Quantas vezes tinhas empenhado as jóias que reverberam da cerveja bebida na tasca
depois da cerimónia da morte?
O objectivo era unificar a arte, a cultura e a terapia que sublinha
o rumorejar da ausência inerte.
A desesperança encontrava, na associação com os projetos de renovação,
direitos inapeláveis onde os gritos executam
a panóplia inacabada das competências esquecidas.
O morno escriturar da mitológica raiz na plenitude imprime a tatuagem larvar
do caminho interrompido , nudez do rosto avançando, que aquece
a ordem na arquitetura do sonho.
Quando chegámos, os rostos que sobressaem da espessa penumbra,
rejubilaram de alarvidade.
Dás-me contas da incompletude nas pegadas impressas de vida,
daqueles que perdem a utopia viável dos cataclismos confortáveis e nus.
Agarramo-nos à insuficiência dos presentes e arrancamos palavras soltas,
inimputáveis e corruptas. O sabor do ritual irrepetível é uma onda
de desejo que cumpre os critérios obtusos da multidão.

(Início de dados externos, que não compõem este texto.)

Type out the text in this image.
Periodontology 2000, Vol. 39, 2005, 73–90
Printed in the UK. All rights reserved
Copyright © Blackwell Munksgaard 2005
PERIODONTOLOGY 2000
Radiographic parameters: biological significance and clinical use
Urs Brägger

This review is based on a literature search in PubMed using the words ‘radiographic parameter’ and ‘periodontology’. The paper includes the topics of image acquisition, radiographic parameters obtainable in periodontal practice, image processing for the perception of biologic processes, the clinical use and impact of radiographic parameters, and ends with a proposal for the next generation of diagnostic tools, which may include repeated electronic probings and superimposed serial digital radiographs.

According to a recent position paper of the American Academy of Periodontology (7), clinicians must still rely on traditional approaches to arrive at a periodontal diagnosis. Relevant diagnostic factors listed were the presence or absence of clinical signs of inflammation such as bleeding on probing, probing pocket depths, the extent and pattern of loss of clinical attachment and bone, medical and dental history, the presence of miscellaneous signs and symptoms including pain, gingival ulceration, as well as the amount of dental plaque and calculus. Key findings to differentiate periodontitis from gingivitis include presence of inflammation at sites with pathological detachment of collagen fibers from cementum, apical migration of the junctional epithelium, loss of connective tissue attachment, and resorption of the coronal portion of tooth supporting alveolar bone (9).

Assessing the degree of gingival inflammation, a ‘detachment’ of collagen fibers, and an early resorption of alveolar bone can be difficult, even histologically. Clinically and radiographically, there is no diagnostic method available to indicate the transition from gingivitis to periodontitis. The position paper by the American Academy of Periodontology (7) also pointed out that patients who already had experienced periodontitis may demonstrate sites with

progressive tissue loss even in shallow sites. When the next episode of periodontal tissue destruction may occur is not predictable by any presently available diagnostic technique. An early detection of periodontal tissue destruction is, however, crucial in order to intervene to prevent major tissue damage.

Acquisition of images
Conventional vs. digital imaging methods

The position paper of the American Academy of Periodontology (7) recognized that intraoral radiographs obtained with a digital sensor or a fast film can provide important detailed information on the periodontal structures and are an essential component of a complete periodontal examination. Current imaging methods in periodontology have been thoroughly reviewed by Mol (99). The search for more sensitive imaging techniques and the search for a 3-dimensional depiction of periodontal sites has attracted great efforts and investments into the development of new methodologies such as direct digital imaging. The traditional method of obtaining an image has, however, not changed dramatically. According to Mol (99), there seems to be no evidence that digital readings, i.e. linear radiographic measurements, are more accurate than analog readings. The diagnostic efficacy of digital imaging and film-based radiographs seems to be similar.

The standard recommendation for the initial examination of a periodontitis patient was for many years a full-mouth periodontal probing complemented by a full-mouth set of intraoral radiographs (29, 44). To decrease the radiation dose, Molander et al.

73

Os documentos são irreversíveis e envolvem vontades instaladas, revoluções
impraticáveis que renegam os pensamentos estultos e ressabiados,
emergentes da máscara desoculta na balbúrdia reflexa.
Os dias arrastam-se na envolvência das emoções inadiáveis, receita
da casa que não esquece os jogos arquitetados na distância da semente,
os dias são o que não entendes nos outros, as vidas que se cruzam
em múltiplas imagens no espelho paradoxal.
A maresia eleva-se dos espíritos que vagueiam no labirinto
catártico da poesia primordial. O elenco da putridão oblíqua
manifesta-se quando a lâmina penetra a frieza do olhar. É um desenvolvimento
esperado sem a aprovação dos que não dormem enquanto sonham
o desfilar das figuras fragmentadas pela luz.
Retiras a sensatez aos que desprezam o inútil esculpir da realidade
suspensa no pesadelo das sombras.
Chegámos e o jardim contemplou-nos sorrindo na placidez da tempestade.